When I device is assigned to or "deassigned" from a Virtual Machine, the KVM infrastructure issues a pci_reset_function() on the PCI device. This successfully emulates the standard power on/power down device RESET concept and ensure that the device is in a canonical RESET state when the VM comes up. (See virt/kvm/assigned-dev.c:kvm_free_assigned_device() and kvm_vm_ioctl_assign_device().) However, KVM does _not_ issue a pci_reset_function() when the Virtual Machine is rebooted. This means that the PCI device is in a random state when the new kernel instance comes up. Moreover, any persistent device state — for instance NIC Link Up state for an attached peer is maintained. Unfortunately I can't supply a patch to fix this. I've looked through a big chunk of the KVM infrastructure but I can't find where the Virtual Machine "reboot" operation is handled.

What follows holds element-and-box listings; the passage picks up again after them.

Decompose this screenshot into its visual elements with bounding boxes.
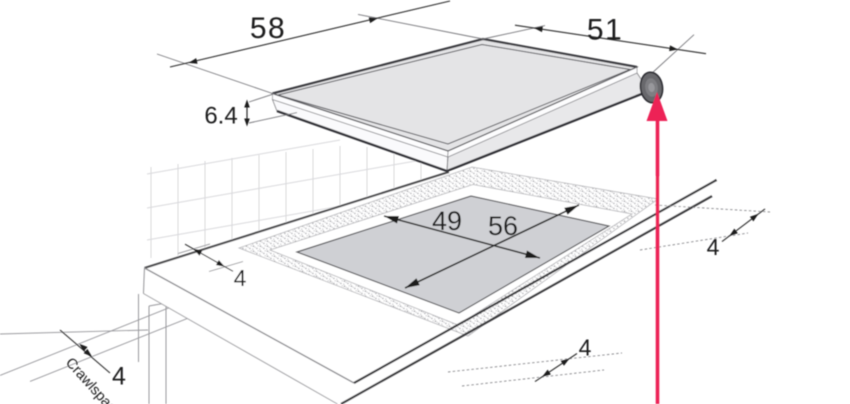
svg-text:4: 4 (234, 265, 247, 291)
svg-text:4: 4 (112, 363, 126, 391)
svg-text:56: 56 (488, 211, 518, 241)
svg-text:58: 58 (250, 12, 286, 45)
svg-text:6.4: 6.4 (204, 103, 237, 130)
svg-text:51: 51 (587, 13, 623, 46)
svg-text:4: 4 (707, 234, 720, 260)
svg-text:4: 4 (579, 334, 592, 360)
svg-text:49: 49 (432, 206, 462, 236)
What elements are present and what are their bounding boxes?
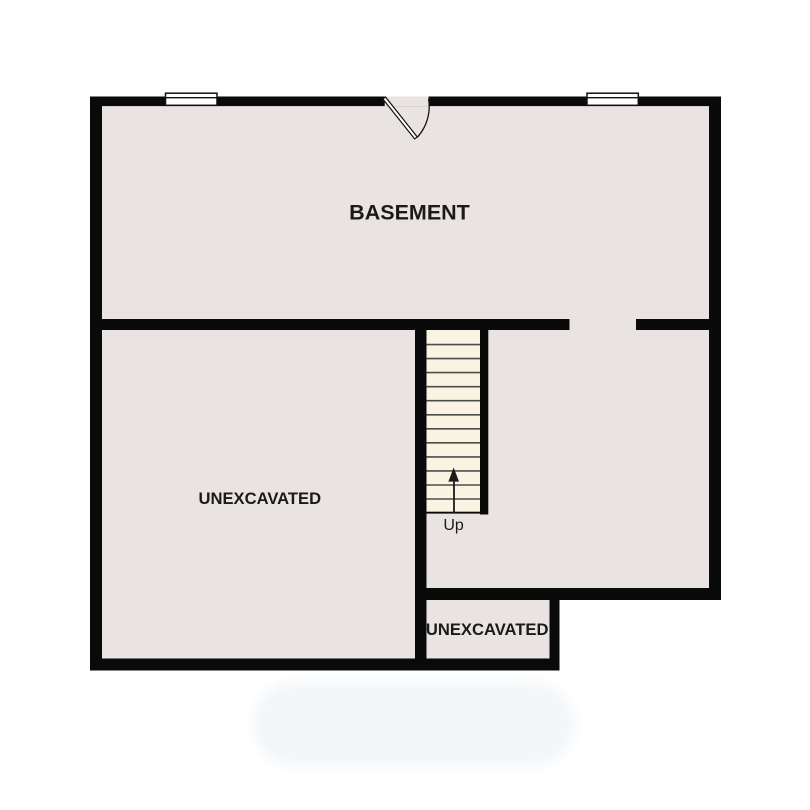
svg-text:BASEMENT: BASEMENT (349, 201, 470, 225)
svg-text:UNEXCAVATED: UNEXCAVATED (198, 489, 321, 508)
svg-text:UNEXCAVATED: UNEXCAVATED (426, 620, 549, 639)
svg-text:Up: Up (443, 517, 464, 534)
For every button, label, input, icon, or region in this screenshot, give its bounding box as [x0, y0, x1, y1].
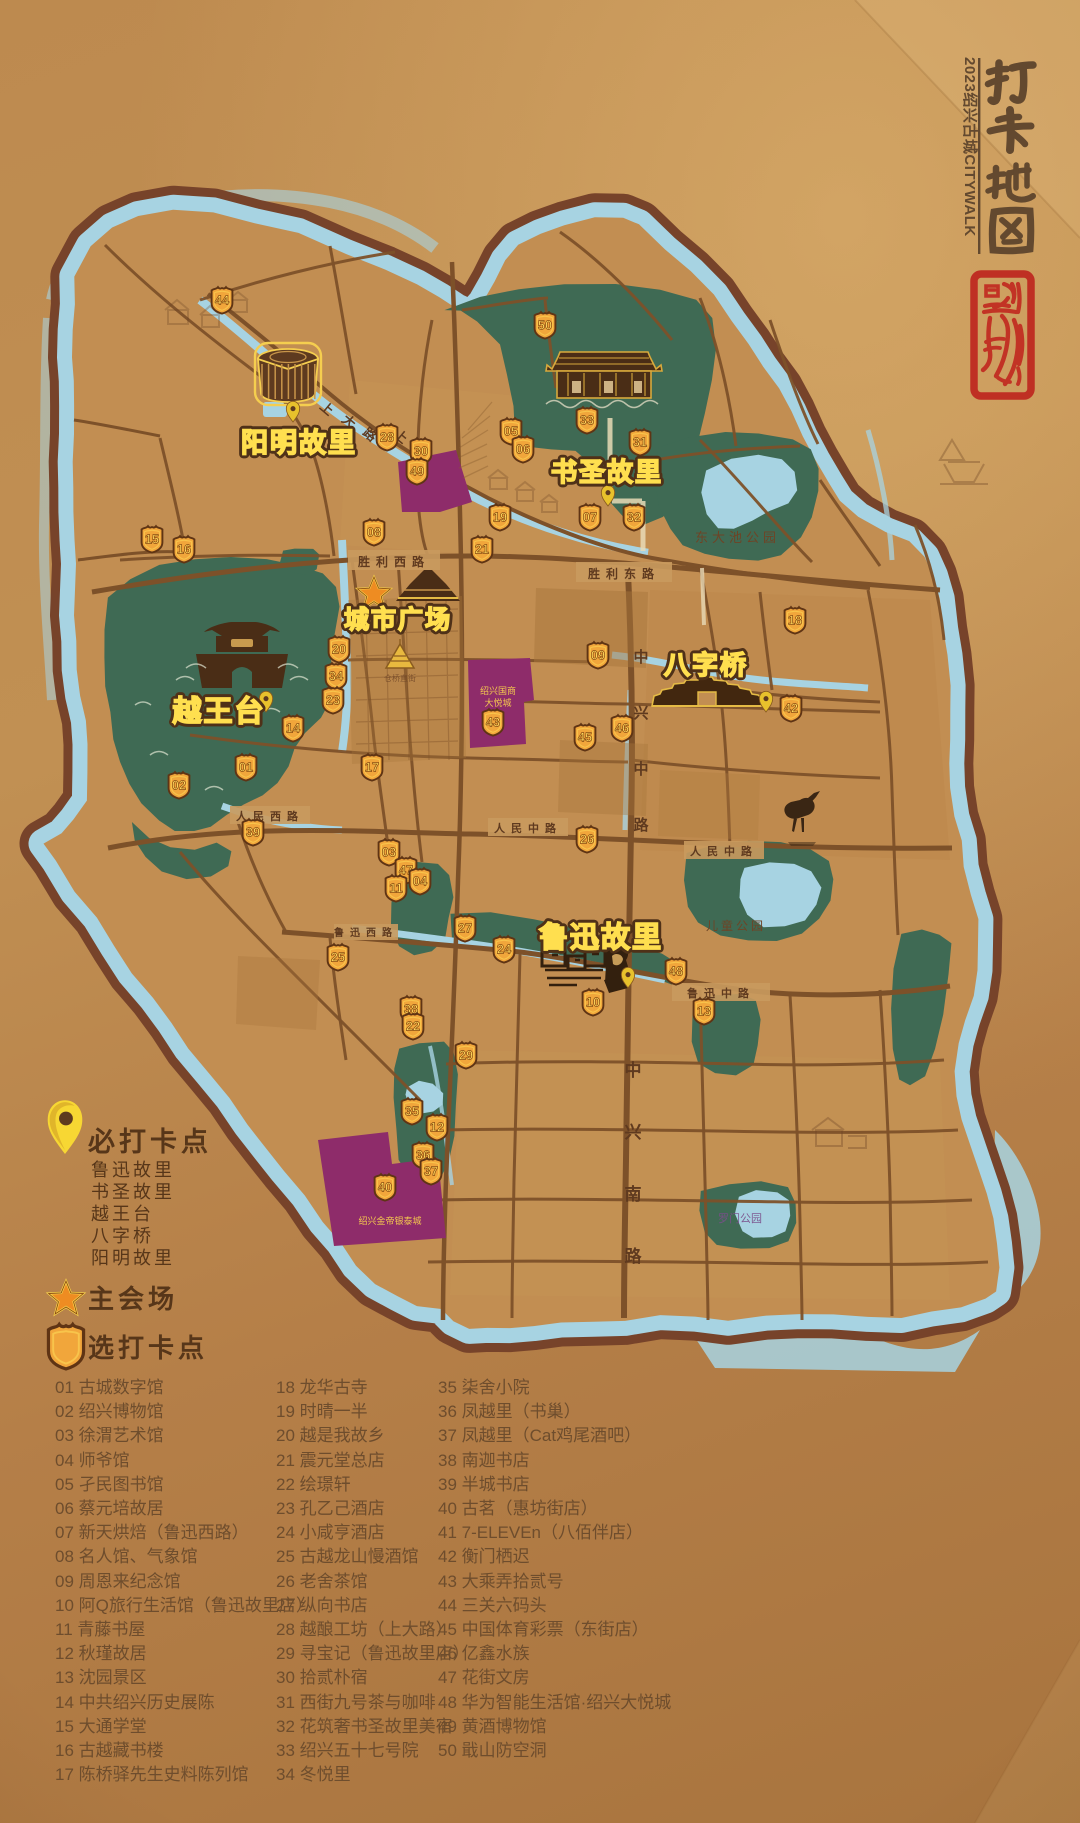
svg-text:05: 05 [504, 423, 518, 438]
svg-text:08: 08 [367, 524, 381, 539]
svg-text:21: 21 [475, 541, 489, 556]
svg-text:路: 路 [633, 816, 649, 834]
svg-text:兴: 兴 [633, 705, 648, 722]
svg-text:八字桥: 八字桥 [664, 650, 748, 680]
svg-text:35: 35 [405, 1103, 419, 1118]
svg-text:2023绍兴古城CITYWALK: 2023绍兴古城CITYWALK [961, 57, 979, 237]
svg-text:45: 45 [578, 729, 592, 744]
svg-text:37: 37 [424, 1163, 438, 1178]
svg-text:34: 34 [329, 668, 344, 683]
svg-text:44: 44 [215, 292, 230, 307]
svg-text:11: 11 [389, 880, 403, 895]
svg-text:32: 32 [627, 509, 641, 524]
svg-text:中: 中 [633, 648, 648, 666]
svg-text:09: 09 [591, 647, 605, 662]
svg-text:城市广场: 城市广场 [344, 605, 452, 634]
svg-text:书圣故里: 书圣故里 [551, 457, 663, 487]
svg-text:40: 40 [378, 1179, 392, 1194]
svg-text:06: 06 [516, 441, 530, 456]
svg-text:03: 03 [382, 844, 396, 859]
svg-text:17: 17 [365, 759, 379, 774]
svg-text:鲁迅中路: 鲁迅中路 [687, 986, 755, 1000]
svg-text:16: 16 [177, 541, 191, 556]
svg-text:24: 24 [497, 941, 512, 956]
svg-text:04: 04 [413, 873, 428, 888]
svg-text:10: 10 [586, 994, 600, 1009]
svg-text:39: 39 [246, 824, 260, 839]
svg-text:28: 28 [380, 429, 394, 444]
svg-text:20: 20 [332, 641, 346, 656]
svg-text:46: 46 [615, 720, 629, 735]
svg-text:13: 13 [697, 1003, 711, 1018]
svg-text:阳明故里: 阳明故里 [91, 1248, 175, 1268]
svg-text:25: 25 [331, 949, 345, 964]
svg-text:人民中路: 人民中路 [494, 821, 562, 835]
svg-text:27: 27 [458, 920, 472, 935]
svg-text:阳明故里: 阳明故里 [241, 428, 357, 458]
svg-text:30: 30 [414, 443, 428, 458]
svg-text:绍兴金帝银泰城: 绍兴金帝银泰城 [358, 1215, 421, 1226]
svg-text:南: 南 [625, 1184, 642, 1204]
svg-text:43: 43 [486, 714, 500, 729]
svg-text:01: 01 [239, 759, 253, 774]
svg-text:胜利西路: 胜利西路 [358, 554, 430, 569]
svg-text:胜利东路: 胜利东路 [588, 566, 660, 581]
svg-text:人民中路: 人民中路 [690, 844, 758, 858]
svg-text:42: 42 [784, 700, 798, 715]
svg-text:中: 中 [625, 1060, 642, 1080]
svg-text:33: 33 [580, 412, 594, 427]
svg-text:12: 12 [430, 1119, 444, 1134]
svg-text:书圣故里: 书圣故里 [91, 1182, 175, 1202]
svg-text:大悦城: 大悦城 [484, 697, 511, 708]
svg-text:29: 29 [459, 1047, 473, 1062]
svg-text:儿童公园: 儿童公园 [706, 918, 766, 933]
svg-text:22: 22 [406, 1018, 420, 1033]
svg-text:02: 02 [172, 777, 186, 792]
svg-text:罗门公园: 罗门公园 [718, 1211, 762, 1225]
svg-text:15: 15 [145, 531, 159, 546]
svg-text:八字桥: 八字桥 [91, 1226, 154, 1246]
svg-text:18: 18 [788, 612, 802, 627]
svg-text:07: 07 [583, 509, 597, 524]
svg-text:仓桥直街: 仓桥直街 [384, 673, 416, 683]
svg-text:鲁迅故里: 鲁迅故里 [91, 1160, 175, 1180]
svg-text:必打卡点: 必打卡点 [88, 1127, 212, 1157]
svg-text:路: 路 [625, 1246, 643, 1266]
svg-text:49: 49 [410, 463, 424, 478]
svg-text:鲁迅西路: 鲁迅西路 [333, 926, 398, 939]
svg-text:31: 31 [633, 434, 647, 449]
svg-text:23: 23 [326, 692, 340, 707]
svg-text:19: 19 [493, 509, 507, 524]
svg-text:绍兴国商: 绍兴国商 [480, 685, 516, 696]
svg-text:主会场: 主会场 [88, 1284, 178, 1314]
svg-text:鲁迅故里: 鲁迅故里 [539, 921, 663, 954]
svg-text:选打卡点: 选打卡点 [88, 1333, 208, 1363]
svg-text:越王台: 越王台 [172, 694, 265, 728]
svg-text:兴: 兴 [625, 1123, 642, 1142]
svg-text:东大池公园: 东大池公园 [695, 530, 780, 545]
svg-text:中: 中 [633, 760, 648, 778]
svg-text:26: 26 [580, 831, 594, 846]
svg-text:48: 48 [669, 963, 683, 978]
svg-text:50: 50 [538, 317, 552, 332]
svg-text:越王台: 越王台 [91, 1204, 154, 1224]
svg-text:14: 14 [286, 720, 301, 735]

Is this for a VT-d case? Thanks, CJ
This is in reference to the ability to map a PCI Device into a Virtual Machine — sometimes referred to as "PCI Pass Through." For Intel architectures, VT-d provides some of the critical underlaying architectural support for remapping device DMA and interrupts. Other architectures supply similar technology. At issue here is that the KVM Support in the hypervisor kernel does not issue a pci_reset_function() call against all such devices when a Virtual Machine reboots. This means that the Virtual Machine finds the device in a non-clean condition on reboot. It also means that any peer devices/services that the device hardware may be attached to will continue to see the non-RESET state on the other side of the device until a driver is loaded in the Virtual Machine to manage the device. Thus, for instance, if a network adapter had brought up a link and then a reboot was done, the peer would continue to see a Link Up condition until the Virtual Machine rebooted and a driver for the device was loaded. The above phenomenology doesn't match the way that a reboot would affect a real machine. For a real machine, part of the reboot cycle would involve all devices and buses getting RESET. We need the KVM Hipervisor support to do the same thing.